Time Split The split of the dataset into train & test data, e.g. 80:20. Note, this is a split time and is computed from the total time span (min, max) of the time series. Default is 70:30."
Lag Order The positive number of past points of time to take into account for vectorization. Default is 20.
Model Configuration
Minimum Gain The minimum information gain for a split to be considered at a tree node. The value should be at least 0.0. Default is 0.0.
Maximum Bins The maximum number of bins used for discretizing continuous features and for choosing how to split on features at each node. More bins give higher granularity. Must be at least 2. Default is 32.
Maximum Depth Nonnegative value that maximum depth of the tree. E.g. depth 0 means 1 leaf node; depth 1 means 1 internal node + 2 leaf nodes. Default is 5.
Number of Trees The number of trees to train the model.

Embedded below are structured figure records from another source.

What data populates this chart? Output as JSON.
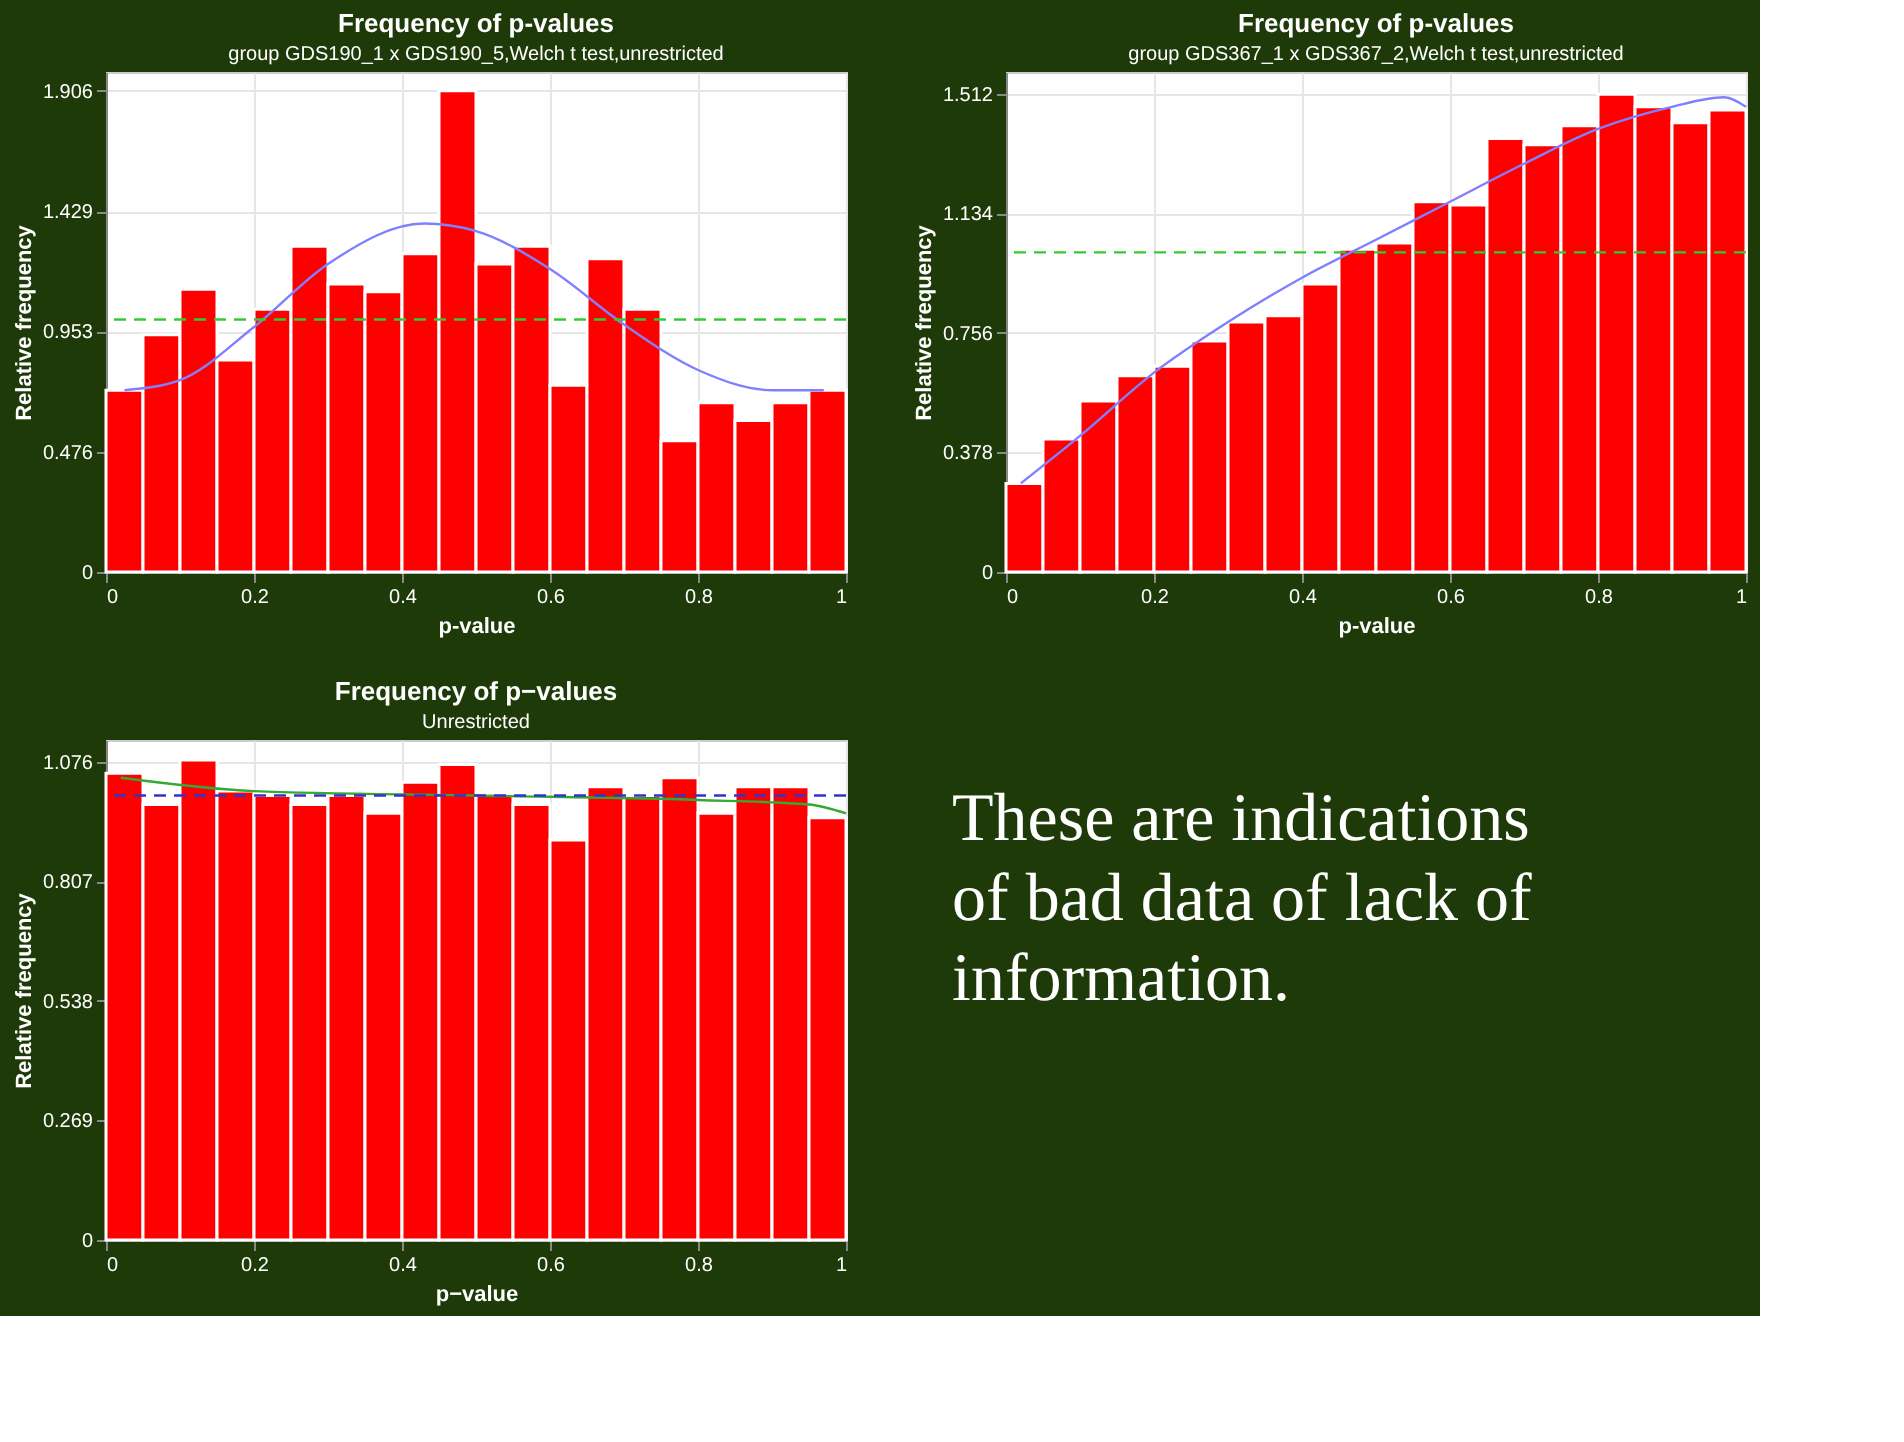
{
  "chart_data": [
    {
      "type": "histogram",
      "title": "Frequency of p-values",
      "subtitle": "group GDS190_1 x GDS190_5,Welch t test,unrestricted",
      "xlabel": "p-value",
      "ylabel": "Relative frequency",
      "bins": [
        0,
        0.05,
        0.1,
        0.15,
        0.2,
        0.25,
        0.3,
        0.35,
        0.4,
        0.45,
        0.5,
        0.55,
        0.6,
        0.65,
        0.7,
        0.75,
        0.8,
        0.85,
        0.9,
        0.95,
        1
      ],
      "series": [
        {
          "type": "histogram",
          "color": "#ff0000",
          "values": [
            0.72,
            0.94,
            1.12,
            0.84,
            1.04,
            1.29,
            1.14,
            1.11,
            1.26,
            1.906,
            1.22,
            1.29,
            0.74,
            1.24,
            1.04,
            0.52,
            0.67,
            0.6,
            0.67,
            0.72
          ]
        },
        {
          "type": "line",
          "color": "#8080ff",
          "x": [
            0.025,
            0.1,
            0.2,
            0.3,
            0.43,
            0.5,
            0.6,
            0.7,
            0.8,
            0.9,
            0.97
          ],
          "values": [
            0.72,
            0.76,
            0.97,
            1.22,
            1.38,
            1.35,
            1.2,
            0.98,
            0.8,
            0.72,
            0.72
          ]
        }
      ],
      "ref_lines": [
        {
          "axis": "y",
          "value": 1.0,
          "color": "#33cc33",
          "line_style": "dashed"
        }
      ],
      "xlim": [
        0,
        1
      ],
      "xticks": [
        0,
        0.2,
        0.4,
        0.6,
        0.8,
        1
      ],
      "ylim": [
        0,
        1.98
      ],
      "yticks": [
        0,
        0.476,
        0.953,
        1.429,
        1.906
      ],
      "grid": true
    },
    {
      "type": "histogram",
      "title": "Frequency of p-values",
      "subtitle": "group GDS367_1 x GDS367_2,Welch t test,unrestricted",
      "xlabel": "p-value",
      "ylabel": "Relative frequency",
      "bins": [
        0,
        0.05,
        0.1,
        0.15,
        0.2,
        0.25,
        0.3,
        0.35,
        0.4,
        0.45,
        0.5,
        0.55,
        0.6,
        0.65,
        0.7,
        0.75,
        0.8,
        0.85,
        0.9,
        0.95,
        1
      ],
      "series": [
        {
          "type": "histogram",
          "color": "#ff0000",
          "values": [
            0.28,
            0.42,
            0.54,
            0.62,
            0.65,
            0.73,
            0.79,
            0.81,
            0.91,
            1.02,
            1.04,
            1.17,
            1.16,
            1.37,
            1.35,
            1.41,
            1.51,
            1.47,
            1.42,
            1.46
          ]
        },
        {
          "type": "line",
          "color": "#8080ff",
          "x": [
            0.02,
            0.1,
            0.2,
            0.3,
            0.4,
            0.5,
            0.6,
            0.7,
            0.8,
            0.9,
            0.97,
            1.0
          ],
          "values": [
            0.28,
            0.43,
            0.63,
            0.79,
            0.93,
            1.05,
            1.17,
            1.29,
            1.4,
            1.47,
            1.5,
            1.47
          ]
        }
      ],
      "ref_lines": [
        {
          "axis": "y",
          "value": 1.01,
          "color": "#33cc33",
          "line_style": "dashed"
        }
      ],
      "xlim": [
        0,
        1
      ],
      "xticks": [
        0,
        0.2,
        0.4,
        0.6,
        0.8,
        1
      ],
      "ylim": [
        0,
        1.58
      ],
      "yticks": [
        0,
        0.378,
        0.756,
        1.134,
        1.512
      ],
      "grid": true
    },
    {
      "type": "histogram",
      "title": "Frequency of p−values",
      "subtitle": "Unrestricted",
      "xlabel": "p−value",
      "ylabel": "Relative frequency",
      "bins": [
        0,
        0.05,
        0.1,
        0.15,
        0.2,
        0.25,
        0.3,
        0.35,
        0.4,
        0.45,
        0.5,
        0.55,
        0.6,
        0.65,
        0.7,
        0.75,
        0.8,
        0.85,
        0.9,
        0.95,
        1
      ],
      "series": [
        {
          "type": "histogram",
          "color": "#ff0000",
          "values": [
            1.05,
            0.98,
            1.08,
            1.01,
            1.0,
            0.98,
            1.0,
            0.96,
            1.03,
            1.07,
            1.0,
            0.98,
            0.9,
            1.02,
            1.0,
            1.04,
            0.96,
            1.02,
            1.02,
            0.95
          ]
        },
        {
          "type": "line",
          "color": "#33aa33",
          "x": [
            0.02,
            0.2,
            0.5,
            0.8,
            0.95,
            1.0
          ],
          "values": [
            1.04,
            1.01,
            1.0,
            0.99,
            0.98,
            0.96
          ]
        }
      ],
      "ref_lines": [
        {
          "axis": "y",
          "value": 1.0,
          "color": "#3333cc",
          "line_style": "dashed"
        }
      ],
      "xlim": [
        0,
        1
      ],
      "xticks": [
        0,
        0.2,
        0.4,
        0.6,
        0.8,
        1
      ],
      "ylim": [
        0,
        1.125
      ],
      "yticks": [
        0,
        0.269,
        0.538,
        0.807,
        1.076
      ],
      "grid": true
    },
    {
      "type": "other",
      "annotations": [
        "These are indications of bad data of lack of information."
      ]
    }
  ]
}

Default is 20.

TsPredictor

@Plugin(type = SparkCompute.PLUGIN_TYPE)
@Name("TsPredictor")
@Description("A prediction stage that leverages a trained Apache Spark ML "
    + "Random Forest regressor model.")
public class TsPredictor extends TimeCompute {

    ...

}

Parameters

Model Name The unique name of the regression model.
Time Field The name of the field in the input schema that contains the time value.
Value Field The name of the field in the input schema that contains the value.
Prediction Field The name of the field in the output schema that contains the predicted value.